Avraham,
To be honest, i've never used EntLib but have looked at it, so know a little about it. As far as i know, EntLib returns typed datasets, rather than having a BLL with the ActiveRecord pattern. Based on this assumption, the key strength of TBH is the fact that you can model your domain (BLL) in a heirarchical fashion with all related parent and child objects. you can also lazy load entire entities and/or individual properties when you have complete control of your domain model.
Also, as TBH uses the provider model, your datastore can be anything from a database to an XML file to a spreadsheet, etc, etc. All that you require to do is 'write' a provider for this in the DAL namespace and your BLL layer will function against that with no changes required.

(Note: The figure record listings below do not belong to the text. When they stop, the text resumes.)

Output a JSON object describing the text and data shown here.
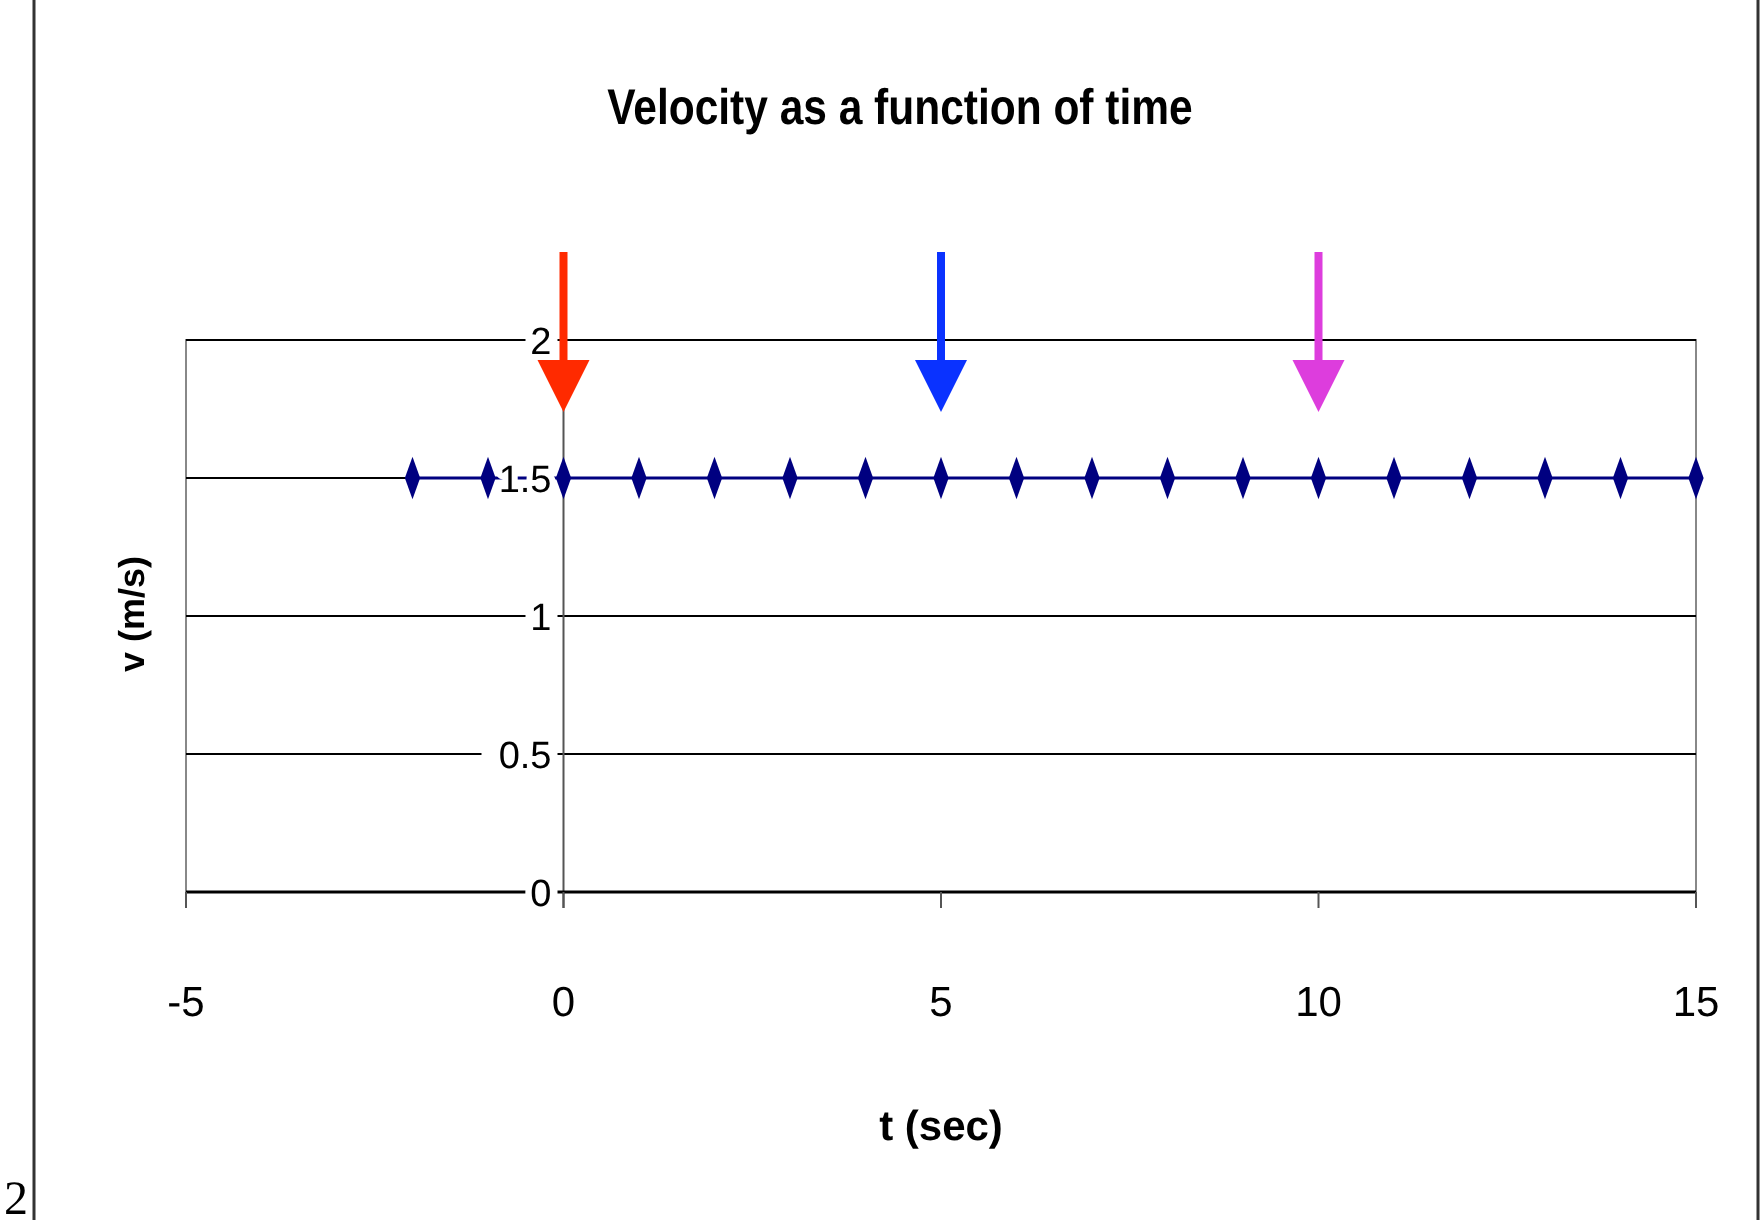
{
  "chart_data": {
    "type": "line",
    "title": "Velocity as a function of time",
    "xlabel": "t (sec)",
    "ylabel": "v (m/s)",
    "x": [
      -2,
      -1,
      0,
      1,
      2,
      3,
      4,
      5,
      6,
      7,
      8,
      9,
      10,
      11,
      12,
      13,
      14,
      15
    ],
    "series": [
      {
        "color": "#000080",
        "values": [
          1.5,
          1.5,
          1.5,
          1.5,
          1.5,
          1.5,
          1.5,
          1.5,
          1.5,
          1.5,
          1.5,
          1.5,
          1.5,
          1.5,
          1.5,
          1.5,
          1.5,
          1.5
        ]
      }
    ],
    "xlim": [
      -5,
      15
    ],
    "xticks": [
      -5,
      0,
      5,
      10,
      15
    ],
    "ylim": [
      0,
      2
    ],
    "yticks": [
      0,
      0.5,
      1,
      1.5,
      2
    ],
    "grid": "y",
    "marker": "diamond",
    "line_style": "solid",
    "annotations": [
      "2"
    ]
  }
}
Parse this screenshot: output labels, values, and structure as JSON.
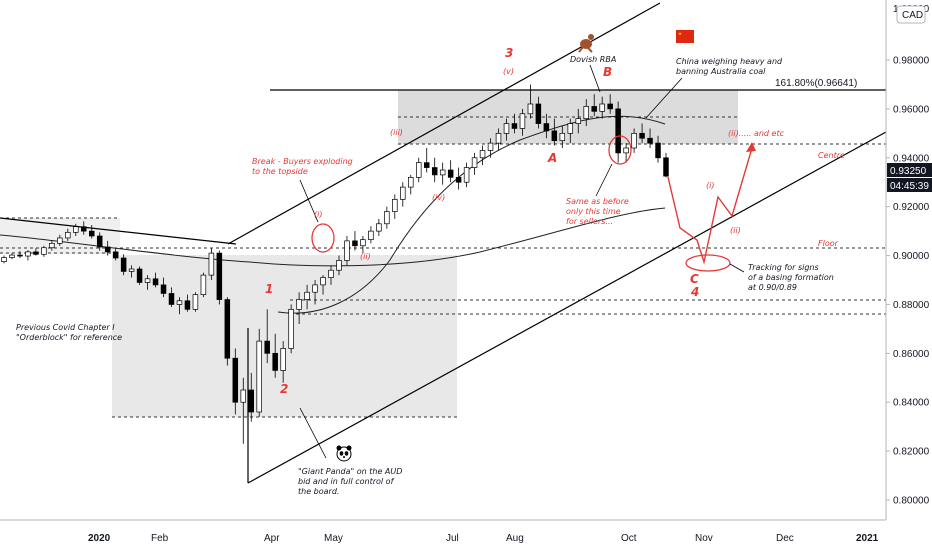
{
  "chart_data": {
    "type": "candlestick",
    "symbol_currency": "CAD",
    "y_axis": {
      "ticks": [
        "0.98000",
        "0.96000",
        "0.94000",
        "0.92000",
        "0.90000",
        "0.88000",
        "0.86000",
        "0.84000",
        "0.82000",
        "0.80000"
      ],
      "top_partial": "1.00000",
      "ylim": [
        0.795,
        1.0
      ]
    },
    "x_axis": {
      "ticks": [
        "2020",
        "Feb",
        "Apr",
        "May",
        "Jul",
        "Aug",
        "Oct",
        "Nov",
        "Dec",
        "2021"
      ]
    },
    "current_price": {
      "value": "0.93250",
      "countdown": "04:45:39"
    },
    "fib_level": {
      "label": "161.80%(0.96641)",
      "value": 0.96641
    },
    "levels": [
      {
        "value": 0.9445,
        "label": "Centre"
      },
      {
        "value": 0.9015,
        "label": "Floor"
      },
      {
        "value": 0.8805,
        "label": ""
      },
      {
        "value": 0.8748,
        "label": ""
      }
    ],
    "waves": {
      "major": [
        "1",
        "2",
        "3",
        "B",
        "A",
        "C",
        "4"
      ],
      "minor": [
        "(i)",
        "(ii)",
        "(iii)",
        "(iv)",
        "(v)",
        "(i)",
        "(ii)"
      ]
    },
    "annotations": {
      "dovish": "Dovish RBA",
      "china": [
        "China weighing heavy and",
        "banning Australia coal"
      ],
      "break": [
        "Break - Buyers exploding",
        "to the topside"
      ],
      "same": [
        "Same as before",
        "only this time",
        "for sellers..."
      ],
      "covid": [
        "Previous Covid Chapter I",
        "\"Orderblock\" for reference"
      ],
      "panda": [
        "\"Giant Panda\" on the AUD",
        "bid and in full control of",
        "the board."
      ],
      "basing": [
        "Tracking for signs",
        "of a basing formation",
        "at 0.90/0.89"
      ],
      "etc": "(ii)..... and etc"
    },
    "candles": [
      [
        0.8975,
        0.9,
        0.8968,
        0.8992
      ],
      [
        0.8992,
        0.901,
        0.8985,
        0.9002
      ],
      [
        0.9002,
        0.9018,
        0.899,
        0.8998
      ],
      [
        0.8998,
        0.9022,
        0.898,
        0.9015
      ],
      [
        0.9015,
        0.903,
        0.9,
        0.9005
      ],
      [
        0.9005,
        0.904,
        0.8995,
        0.9032
      ],
      [
        0.9032,
        0.906,
        0.902,
        0.905
      ],
      [
        0.905,
        0.9085,
        0.904,
        0.9072
      ],
      [
        0.9072,
        0.911,
        0.906,
        0.9095
      ],
      [
        0.9095,
        0.913,
        0.908,
        0.9118
      ],
      [
        0.9118,
        0.914,
        0.9085,
        0.91
      ],
      [
        0.91,
        0.9125,
        0.907,
        0.908
      ],
      [
        0.908,
        0.9095,
        0.902,
        0.9035
      ],
      [
        0.9035,
        0.906,
        0.9,
        0.9015
      ],
      [
        0.9015,
        0.903,
        0.898,
        0.899
      ],
      [
        0.899,
        0.9005,
        0.892,
        0.8935
      ],
      [
        0.8935,
        0.896,
        0.891,
        0.8945
      ],
      [
        0.8945,
        0.8955,
        0.888,
        0.889
      ],
      [
        0.889,
        0.892,
        0.886,
        0.8905
      ],
      [
        0.8905,
        0.893,
        0.887,
        0.888
      ],
      [
        0.888,
        0.891,
        0.883,
        0.8845
      ],
      [
        0.8845,
        0.887,
        0.879,
        0.88
      ],
      [
        0.88,
        0.883,
        0.876,
        0.8815
      ],
      [
        0.8815,
        0.884,
        0.877,
        0.878
      ],
      [
        0.878,
        0.885,
        0.877,
        0.884
      ],
      [
        0.884,
        0.893,
        0.883,
        0.892
      ],
      [
        0.892,
        0.903,
        0.89,
        0.901
      ],
      [
        0.901,
        0.902,
        0.88,
        0.882
      ],
      [
        0.882,
        0.883,
        0.855,
        0.858
      ],
      [
        0.858,
        0.862,
        0.835,
        0.84
      ],
      [
        0.84,
        0.85,
        0.823,
        0.845
      ],
      [
        0.845,
        0.852,
        0.832,
        0.836
      ],
      [
        0.836,
        0.87,
        0.834,
        0.865
      ],
      [
        0.865,
        0.878,
        0.856,
        0.86
      ],
      [
        0.86,
        0.868,
        0.85,
        0.853
      ],
      [
        0.853,
        0.865,
        0.848,
        0.862
      ],
      [
        0.862,
        0.88,
        0.86,
        0.878
      ],
      [
        0.878,
        0.885,
        0.872,
        0.882
      ],
      [
        0.882,
        0.888,
        0.878,
        0.885
      ],
      [
        0.885,
        0.89,
        0.88,
        0.888
      ],
      [
        0.888,
        0.892,
        0.884,
        0.891
      ],
      [
        0.891,
        0.896,
        0.888,
        0.894
      ],
      [
        0.894,
        0.9,
        0.892,
        0.898
      ],
      [
        0.898,
        0.908,
        0.896,
        0.906
      ],
      [
        0.906,
        0.91,
        0.902,
        0.904
      ],
      [
        0.904,
        0.908,
        0.901,
        0.9065
      ],
      [
        0.9065,
        0.912,
        0.905,
        0.91
      ],
      [
        0.91,
        0.915,
        0.908,
        0.913
      ],
      [
        0.913,
        0.92,
        0.911,
        0.918
      ],
      [
        0.918,
        0.925,
        0.915,
        0.923
      ],
      [
        0.923,
        0.93,
        0.92,
        0.928
      ],
      [
        0.928,
        0.933,
        0.925,
        0.932
      ],
      [
        0.932,
        0.94,
        0.93,
        0.938
      ],
      [
        0.938,
        0.944,
        0.934,
        0.936
      ],
      [
        0.936,
        0.94,
        0.93,
        0.933
      ],
      [
        0.933,
        0.938,
        0.929,
        0.935
      ],
      [
        0.935,
        0.939,
        0.93,
        0.932
      ],
      [
        0.932,
        0.936,
        0.927,
        0.93
      ],
      [
        0.93,
        0.938,
        0.928,
        0.936
      ],
      [
        0.936,
        0.942,
        0.933,
        0.94
      ],
      [
        0.94,
        0.945,
        0.937,
        0.943
      ],
      [
        0.943,
        0.948,
        0.94,
        0.946
      ],
      [
        0.946,
        0.952,
        0.943,
        0.95
      ],
      [
        0.95,
        0.956,
        0.947,
        0.954
      ],
      [
        0.954,
        0.958,
        0.95,
        0.952
      ],
      [
        0.952,
        0.96,
        0.949,
        0.958
      ],
      [
        0.958,
        0.97,
        0.956,
        0.962
      ],
      [
        0.962,
        0.965,
        0.952,
        0.954
      ],
      [
        0.954,
        0.958,
        0.948,
        0.951
      ],
      [
        0.951,
        0.956,
        0.945,
        0.947
      ],
      [
        0.947,
        0.953,
        0.944,
        0.95
      ],
      [
        0.95,
        0.956,
        0.946,
        0.954
      ],
      [
        0.954,
        0.96,
        0.95,
        0.956
      ],
      [
        0.956,
        0.964,
        0.953,
        0.961
      ],
      [
        0.961,
        0.966,
        0.957,
        0.959
      ],
      [
        0.959,
        0.965,
        0.956,
        0.962
      ],
      [
        0.962,
        0.966,
        0.958,
        0.96
      ],
      [
        0.96,
        0.963,
        0.938,
        0.942
      ],
      [
        0.942,
        0.946,
        0.938,
        0.944
      ],
      [
        0.944,
        0.952,
        0.942,
        0.95
      ],
      [
        0.95,
        0.954,
        0.946,
        0.948
      ],
      [
        0.948,
        0.952,
        0.944,
        0.946
      ],
      [
        0.946,
        0.949,
        0.938,
        0.94
      ],
      [
        0.94,
        0.942,
        0.932,
        0.9325
      ]
    ]
  }
}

In EntLib (from what i've read) it's limited to SQLServer/Oracle databases etc...
Obviously, an indepth study would reveal further differences and one approach may suit you more than the other. However, in my opinion, as TBH is a totally patterns and practices based model it shouldn't be too difficult to move from one model to another, just more an issue of deciding what fits your requirement up front. If typed datasets is your bag, then EntLib would be a no-brainer. If however, you need the further flexibility to express your domain more richly, then i think you'd have to consider TBH (or nHibernate etc).
just my thoughts based on very 'slim' knowledge of EntLib.